Calling all local rock gods out there! Named because it is located between Forth and Third Avenue in Highland Park, New Jersey, the record shop Chamber 43 was home to inspiration this past Saturday.

Chamber 43 hosted “A Day of Art/Evening of Music” which brought together several local poets and artists looking for an outlet to share their material. The store itself is owned by David L. Martins, who is a manager and producer of the DLM Recording Studios LLC.

Chamber 43 is also known for its vintage vinyls including genres such as rock, jazz, pop, electronic and more. The first half of the event started at Chamber 43, from 11 a.m. to 5 p.m. featuring a visual arts show. The second half was at Pino's Gift Basket Shoppe and Wine Cellar and Lounge, which began at 7 p.m.

One performer was Imani Ali, a School of Arts and Sciences junior and a member of SCREAM Theater. She also works at the Office for Violence Prevention and Victim Assistance as a crisis advocate.

“At a SCREAM meeting, someone was involved in Verbal Mayhem," Ali said. "They did a powerful poem on their experience with sexual assault and I closed my eyes before she started it and it was so visual. A couple months later we had the Denim Day Fashion Show and a collaboration with Verbal Mayhem and I was so nervous to walk down the runway. ”

Ali is a survivor of sexual assault and what inspires her most is her experience and her journey to overcome it.
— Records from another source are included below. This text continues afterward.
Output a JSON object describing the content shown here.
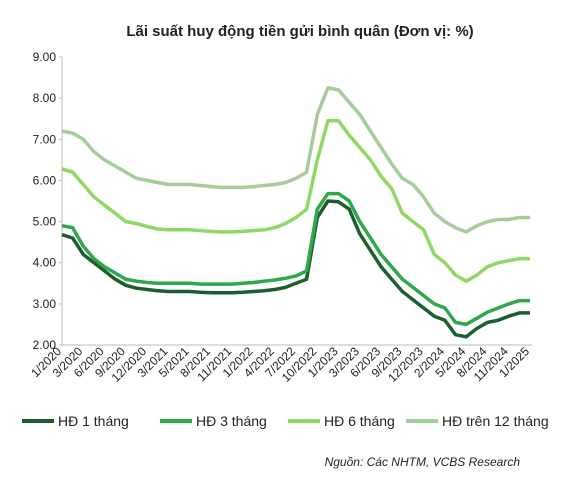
{
  "chart_data": {
    "type": "line",
    "title": "Lãi suất huy động tiền gửi bình quân (Đơn vị: %)",
    "source": "Nguồn: Các NHTM, VCBS Research",
    "categories": [
      "1/2020",
      null,
      "3/2020",
      null,
      "6/2020",
      null,
      "9/2020",
      null,
      "12/2020",
      null,
      "3/2021",
      null,
      "5/2021",
      null,
      "8/2021",
      null,
      "11/2021",
      null,
      "1/2022",
      null,
      "4/2022",
      null,
      "7/2022",
      null,
      "10/2022",
      null,
      "1/2023",
      null,
      "3/2023",
      null,
      "6/2023",
      null,
      "9/2023",
      null,
      "12/2023",
      null,
      "2/2024",
      null,
      "5/2024",
      null,
      "8/2024",
      null,
      "11/2024",
      null,
      "1/2025"
    ],
    "series": [
      {
        "name": "HĐ 1 tháng",
        "color": "#1d5e2f",
        "values": [
          4.68,
          4.6,
          4.2,
          4.0,
          3.8,
          3.6,
          3.45,
          3.38,
          3.35,
          3.32,
          3.3,
          3.3,
          3.3,
          3.28,
          3.27,
          3.27,
          3.27,
          3.28,
          3.3,
          3.32,
          3.35,
          3.4,
          3.5,
          3.6,
          5.1,
          5.5,
          5.48,
          5.3,
          4.7,
          4.3,
          3.9,
          3.6,
          3.3,
          3.1,
          2.9,
          2.7,
          2.6,
          2.25,
          2.2,
          2.4,
          2.55,
          2.6,
          2.7,
          2.78,
          2.78
        ]
      },
      {
        "name": "HĐ 3 tháng",
        "color": "#2ea84a",
        "values": [
          4.9,
          4.85,
          4.4,
          4.1,
          3.9,
          3.75,
          3.6,
          3.55,
          3.52,
          3.5,
          3.5,
          3.5,
          3.5,
          3.48,
          3.48,
          3.48,
          3.48,
          3.5,
          3.52,
          3.55,
          3.58,
          3.62,
          3.68,
          3.8,
          5.3,
          5.68,
          5.68,
          5.5,
          5.0,
          4.6,
          4.2,
          3.9,
          3.6,
          3.4,
          3.2,
          3.0,
          2.9,
          2.55,
          2.5,
          2.65,
          2.8,
          2.9,
          3.0,
          3.08,
          3.08
        ]
      },
      {
        "name": "HĐ 6 tháng",
        "color": "#8fd864",
        "values": [
          6.28,
          6.2,
          5.9,
          5.6,
          5.4,
          5.2,
          5.0,
          4.95,
          4.88,
          4.82,
          4.8,
          4.8,
          4.8,
          4.78,
          4.76,
          4.75,
          4.75,
          4.76,
          4.78,
          4.8,
          4.85,
          4.95,
          5.1,
          5.3,
          6.5,
          7.45,
          7.45,
          7.1,
          6.8,
          6.5,
          6.1,
          5.8,
          5.2,
          5.0,
          4.8,
          4.2,
          4.0,
          3.7,
          3.55,
          3.7,
          3.9,
          4.0,
          4.05,
          4.1,
          4.1
        ]
      },
      {
        "name": "HĐ trên 12 tháng",
        "color": "#a6cc9c",
        "values": [
          7.2,
          7.15,
          7.0,
          6.7,
          6.5,
          6.35,
          6.2,
          6.05,
          6.0,
          5.95,
          5.9,
          5.9,
          5.9,
          5.88,
          5.85,
          5.83,
          5.83,
          5.83,
          5.85,
          5.88,
          5.9,
          5.95,
          6.05,
          6.2,
          7.6,
          8.25,
          8.2,
          7.9,
          7.6,
          7.2,
          6.8,
          6.4,
          6.05,
          5.9,
          5.6,
          5.2,
          5.0,
          4.85,
          4.75,
          4.9,
          5.0,
          5.05,
          5.05,
          5.1,
          5.1
        ]
      }
    ],
    "ylim": [
      2,
      9
    ],
    "yticks": [
      {
        "value": 2,
        "label": "2.00"
      },
      {
        "value": 3,
        "label": "3.00"
      },
      {
        "value": 4,
        "label": "4.00"
      },
      {
        "value": 5,
        "label": "5.00"
      },
      {
        "value": 6,
        "label": "6.00"
      },
      {
        "value": 7,
        "label": "7.00"
      },
      {
        "value": 8,
        "label": "8.00"
      },
      {
        "value": 9,
        "label": "9.00"
      }
    ],
    "grid": false
  }
}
She mainly focuses her writing on sexual assault, rape and stalking. She wants others to not be afraid to speak out against sexual violence.

“I put all my energy through writing and when I perform it, I feel all the energy come back. Poetry is very therapeutic for me. If you are a survivor or know anyone that has gone through this, just know Rutgers is a very safe space. We have two organizations at Rutgers called 'No More' and 'SCREAM Theater,' they are very warm and touching clubs,” she said.

Another poet was Justan Mitchell. Before poetry, he began journaling and figuring out what words rhymed with others.

“People told me what I was journaling was poetry. I thought it was just rap. Now knowing that rap is an acronym for poetry. I was a poet and didn’t know it,” Mitchell said.

On Saturday he performed two poems, the first was called “The Near Perfect Gift,” which was inspired by a woman who had “mind, body and spirit.” The second one was called, “Poison Unto Me.”

“If I don’t give back what I’ve learned, that was freely given to me … If I learned something in books or anywhere, it is my duty I should share it and try to give it back to other people who may need the information. If I don’t give back what was freely given to me, then let there be poison unto me.”

Now, Mitchell is trying to pursue a career as a motivational speaker and to continue poetry. After asking if he would be willing to come to Rutgers and speak, he said that he would love to sit in front of students and teach them about “dream building.” 

Mitchell said he would tell the students “don’t say you are a diamond in the rough, you are already a diamond and that’s enough.” His final words were “seek and understand truth.”

In addition to the many poets, there were artists too, such as first-year student Lauren Reidy. She enjoys working with mediums by combining paint, papers or brochures. She is also inspired by people and what is around her.

“I like adding dimension by working with shading. It is my therapy. Rutgers Art and Design club is a great way to just draw and express myself,” she said.